Après l'énoncé des nouvelles règles du business selon Fortune, voici, par Ron Garrett, venture-capitalist californien, la liste des dix mythes auxquels croient la plupart des geeks (au sens large, lire "gens issus de la technique") lorsqu'ils tentent de monter une boite (traduction personnelle assez libre) :

1. Une idée brillante vous rendra riche
Une idée brillante n'est ni une condition nécessaire, ni une condition suffisante pour que votre entreprise connaisse le succès (même si toutes choses égales par ailleurs ça ne peut pas faire de mal).

2. Si vous concrétisez votre idée les clients viendront
Il y a une part de vérité derrière cette affirmation, Google étant aujourd'hui l'exemple type de la société qui a créé un produit et obtenu ensuite un succès difficilement prévisible. Mais pour chaque Google il y a des dizaines de sociétés avec d'excellents produits mais qui ne les vendent pas, pour une raison x ou y. Une étude de marché préalable peut éviter bien des investissements inutiles ...

3. On vous volera votre idée si vous ne la protégez pas
En réalité, tout le monde se moque de votre idée ... du moins jusqu'à ce que vous connaissiez le succès. Ensuite il est trop tard ... Le recours aux brevets peut cependant rassurer les investisseurs, surtout les investisseurs naifs.

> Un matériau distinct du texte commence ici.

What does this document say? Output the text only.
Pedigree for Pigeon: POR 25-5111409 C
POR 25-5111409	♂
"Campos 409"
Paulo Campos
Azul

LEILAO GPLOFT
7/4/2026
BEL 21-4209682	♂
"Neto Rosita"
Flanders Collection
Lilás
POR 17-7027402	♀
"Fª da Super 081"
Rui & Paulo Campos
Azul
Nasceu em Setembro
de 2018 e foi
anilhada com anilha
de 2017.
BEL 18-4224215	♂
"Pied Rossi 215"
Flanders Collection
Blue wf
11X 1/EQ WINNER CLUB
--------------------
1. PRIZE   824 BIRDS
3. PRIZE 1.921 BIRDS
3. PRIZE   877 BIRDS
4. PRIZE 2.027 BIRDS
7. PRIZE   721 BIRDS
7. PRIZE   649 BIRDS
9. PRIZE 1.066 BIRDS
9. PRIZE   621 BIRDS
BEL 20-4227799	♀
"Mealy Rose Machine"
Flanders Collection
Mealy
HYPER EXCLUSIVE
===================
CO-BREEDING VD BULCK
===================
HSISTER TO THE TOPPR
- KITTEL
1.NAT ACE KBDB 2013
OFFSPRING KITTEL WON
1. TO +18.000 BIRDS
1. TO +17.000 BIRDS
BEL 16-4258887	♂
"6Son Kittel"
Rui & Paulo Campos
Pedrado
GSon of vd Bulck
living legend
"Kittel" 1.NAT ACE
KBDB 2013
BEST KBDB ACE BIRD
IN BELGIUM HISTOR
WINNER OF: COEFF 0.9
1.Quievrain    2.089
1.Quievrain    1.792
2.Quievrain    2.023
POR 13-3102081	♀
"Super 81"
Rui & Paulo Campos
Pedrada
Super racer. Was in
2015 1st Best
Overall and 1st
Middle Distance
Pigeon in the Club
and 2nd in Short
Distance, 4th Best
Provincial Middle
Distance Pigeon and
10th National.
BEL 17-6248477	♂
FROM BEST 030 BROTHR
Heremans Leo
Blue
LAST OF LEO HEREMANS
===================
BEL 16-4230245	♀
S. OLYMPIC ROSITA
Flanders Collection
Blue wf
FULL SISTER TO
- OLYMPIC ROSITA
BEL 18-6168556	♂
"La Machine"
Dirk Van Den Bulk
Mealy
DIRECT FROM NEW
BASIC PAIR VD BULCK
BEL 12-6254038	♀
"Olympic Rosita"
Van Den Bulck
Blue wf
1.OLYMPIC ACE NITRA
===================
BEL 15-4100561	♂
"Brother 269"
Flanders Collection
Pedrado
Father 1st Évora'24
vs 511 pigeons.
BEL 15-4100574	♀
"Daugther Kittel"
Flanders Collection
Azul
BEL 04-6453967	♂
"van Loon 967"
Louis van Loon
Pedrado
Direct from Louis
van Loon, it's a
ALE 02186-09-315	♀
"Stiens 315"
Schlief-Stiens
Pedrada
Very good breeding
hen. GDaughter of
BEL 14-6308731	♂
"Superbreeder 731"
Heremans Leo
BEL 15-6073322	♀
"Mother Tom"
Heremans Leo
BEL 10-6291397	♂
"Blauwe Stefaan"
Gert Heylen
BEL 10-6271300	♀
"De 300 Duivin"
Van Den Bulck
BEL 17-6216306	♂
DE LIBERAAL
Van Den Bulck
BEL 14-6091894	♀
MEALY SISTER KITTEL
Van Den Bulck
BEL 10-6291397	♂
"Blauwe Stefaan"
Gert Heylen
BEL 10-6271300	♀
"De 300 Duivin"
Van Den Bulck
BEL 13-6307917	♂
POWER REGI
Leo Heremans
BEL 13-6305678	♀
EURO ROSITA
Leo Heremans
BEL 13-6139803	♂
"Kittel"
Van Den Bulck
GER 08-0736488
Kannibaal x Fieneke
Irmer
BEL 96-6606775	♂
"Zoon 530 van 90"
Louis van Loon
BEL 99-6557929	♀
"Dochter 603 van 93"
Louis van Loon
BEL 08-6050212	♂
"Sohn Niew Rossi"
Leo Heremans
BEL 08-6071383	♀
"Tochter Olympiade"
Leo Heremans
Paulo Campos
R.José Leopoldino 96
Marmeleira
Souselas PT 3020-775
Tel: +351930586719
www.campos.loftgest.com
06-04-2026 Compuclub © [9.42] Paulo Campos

4. C'est ce que vous pensez qui compte
Peu importe que vous soyez persuadé que votre invention est la plus brillante idée depuis la pizza prédécoupée, ce qui compte c'est ce que pensent les clients. Et ils pensent rarement la même chose que vous, pour une raison toute bête : si vous êtes suffisamment intelligent pour avoir une idée de ce genre, alors vous êtes différents des autres. Or si vous ciblez seulement les gens qui s'intéressent aux mêmes choses que vous, votre clientèle risque d'être plutôt réduite ...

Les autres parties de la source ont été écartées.